Nenhuma mulher está a salvo dessa forma de violência, afirma Arielle. Então, quando existe um caso em que o suposto agressor não corresponde a esse estereótipo, os mitos vêm à tona. Segundo ela, não é incomum que as mulheres continuem com o agressor depois do episódio de violência.
Arielle lembra ainda que o estupro é caracterizado pela ausência de consentimento. “Não interessa se a relação começou consensualmente, isso não invalida a violência e não tira da mulher o sofrimento com o trauma em consequência disso”, afirma.
‘E, se ela queria, então não houve um estupro, né?’
Bastante popular nas redes sociais, a professora universitária, blogueira feminista e pedagoga argentina Lola Aronovich comentou o caso envolvendo Neymar. Na sua opinião, a grande maioria das pessoas que imediatamente inocentam o jogador e condenam a mulher pensa que só o fato de a modelo ter ido para Paris se encontrar com ele num hotel já mostra que ela queria transar com ele. “E, se ela queria, então não houve estupro, né?”, questionou Lola em um post no seu blog.
“Essa gente provavelmente não acredita que existe estupro marital. E crê que uma prostituta não pode ser estuprada – afinal, ela vive de fazer sexo. É só o cara pagar que pode fazer o que quiser com ela”, ironizou.
No mesmo post, Lola cita o livro “Eu Nem Imaginava que era Estupro”, de Robin Warshaw, publicado em 1988. Segundo ela, a obra indica as reações mais comuns após um estupro. “Se as mulheres fossem apenas atacadas por um homem estranho numa rua escura à noite, reconheceriam aquilo como estupro. Mas, quando é por um conhecido, fica mais confuso. Portanto, uma das primeiras reações das vítimas é a negação”, diz.
A segunda reação é a dissociação (a vítima se afasta psicologicamente), seguida pela autoacusação (a vítima sente-se culpada) e pelo posterior silenciamento da “voz interior”. A quinta reação, escreve Lola, é não se defender. “Somos educadas para não fazer escândalo”, diz.
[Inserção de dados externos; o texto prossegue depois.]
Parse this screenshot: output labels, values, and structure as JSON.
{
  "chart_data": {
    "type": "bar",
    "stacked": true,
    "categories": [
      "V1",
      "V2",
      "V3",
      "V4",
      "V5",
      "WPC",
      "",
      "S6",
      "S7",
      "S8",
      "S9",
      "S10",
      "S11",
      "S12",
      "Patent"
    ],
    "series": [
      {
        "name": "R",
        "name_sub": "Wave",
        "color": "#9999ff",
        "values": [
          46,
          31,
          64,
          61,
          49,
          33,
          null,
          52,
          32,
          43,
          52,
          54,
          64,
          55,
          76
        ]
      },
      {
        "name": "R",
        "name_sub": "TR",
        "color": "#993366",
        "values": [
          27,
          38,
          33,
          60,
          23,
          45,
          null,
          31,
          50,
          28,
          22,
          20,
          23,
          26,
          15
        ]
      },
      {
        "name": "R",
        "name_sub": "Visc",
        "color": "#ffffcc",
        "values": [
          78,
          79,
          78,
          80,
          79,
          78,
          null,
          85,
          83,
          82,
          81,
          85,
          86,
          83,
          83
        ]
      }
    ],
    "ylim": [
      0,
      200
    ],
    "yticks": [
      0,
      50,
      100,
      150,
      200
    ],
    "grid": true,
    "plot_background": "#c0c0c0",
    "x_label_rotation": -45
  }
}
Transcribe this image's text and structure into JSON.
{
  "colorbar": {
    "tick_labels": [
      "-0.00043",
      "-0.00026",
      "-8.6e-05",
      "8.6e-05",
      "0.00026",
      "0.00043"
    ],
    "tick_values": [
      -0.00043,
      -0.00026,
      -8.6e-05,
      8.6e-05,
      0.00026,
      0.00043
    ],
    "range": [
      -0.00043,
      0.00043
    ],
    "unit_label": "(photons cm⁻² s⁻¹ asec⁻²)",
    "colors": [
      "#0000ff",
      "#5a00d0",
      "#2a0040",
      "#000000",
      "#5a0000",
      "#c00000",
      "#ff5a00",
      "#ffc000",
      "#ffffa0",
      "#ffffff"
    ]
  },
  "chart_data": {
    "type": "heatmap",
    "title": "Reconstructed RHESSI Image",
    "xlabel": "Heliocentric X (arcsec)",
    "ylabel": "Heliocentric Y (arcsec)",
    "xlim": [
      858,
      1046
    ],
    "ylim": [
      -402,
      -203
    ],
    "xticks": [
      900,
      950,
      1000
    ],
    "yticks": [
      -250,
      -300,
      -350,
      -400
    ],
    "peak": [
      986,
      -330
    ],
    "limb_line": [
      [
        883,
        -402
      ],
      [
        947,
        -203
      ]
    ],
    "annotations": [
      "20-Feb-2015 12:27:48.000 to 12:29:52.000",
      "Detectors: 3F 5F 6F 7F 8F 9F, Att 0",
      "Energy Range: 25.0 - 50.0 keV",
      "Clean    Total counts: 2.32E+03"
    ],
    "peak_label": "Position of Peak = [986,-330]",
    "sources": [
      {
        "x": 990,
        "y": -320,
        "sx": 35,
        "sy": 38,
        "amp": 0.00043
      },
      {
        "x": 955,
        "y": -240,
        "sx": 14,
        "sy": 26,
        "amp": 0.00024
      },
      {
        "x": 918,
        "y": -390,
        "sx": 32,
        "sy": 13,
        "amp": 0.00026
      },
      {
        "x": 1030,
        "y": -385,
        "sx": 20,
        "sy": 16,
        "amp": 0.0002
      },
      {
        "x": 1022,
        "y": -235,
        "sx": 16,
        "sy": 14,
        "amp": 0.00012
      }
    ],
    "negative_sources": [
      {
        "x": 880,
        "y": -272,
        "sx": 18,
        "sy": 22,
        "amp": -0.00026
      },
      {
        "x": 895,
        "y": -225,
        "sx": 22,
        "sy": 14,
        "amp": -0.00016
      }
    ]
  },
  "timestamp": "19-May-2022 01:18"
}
A sexta é não denunciar, e a sétima reação é tornar-se uma vítima novamente.
A repercussão do texto foi tanta que Lola fez uma outra publicação com casos de três mulheres que enviaram relatos de estupros. “Vítimas são vítimas. Só pensava que ninguém acreditaria em mim, afinal, eu fui para o motel com ele”, relatou M. Já no relato de L., ela conta: “Quando fomos fazer boletim de ocorrência, a policial que me examinou fez questão de perguntar o que eu tinha feito pra provocar o estupro”.
Crenças estereotipadas sobre estupro
Alguns mitos comuns:
- Estupro é “sexo grosseiro”;
- Mulheres acusam estupro por vingança;
- Algumas mulheres gostam de sexo violento;
- Estupros são motivados por desejo sexual;
- Estupradores são pessoas esquisitas, psicóticas e solitárias;
- As vítimas de estupros estavam pedindo por isso;
- Apenas mulheres más e/ou bonitas são estupradas;
- Não ocorre estupro entre pessoas casadas;
- Se a mulher não resiste, ela deve ter desejado ser estuprada.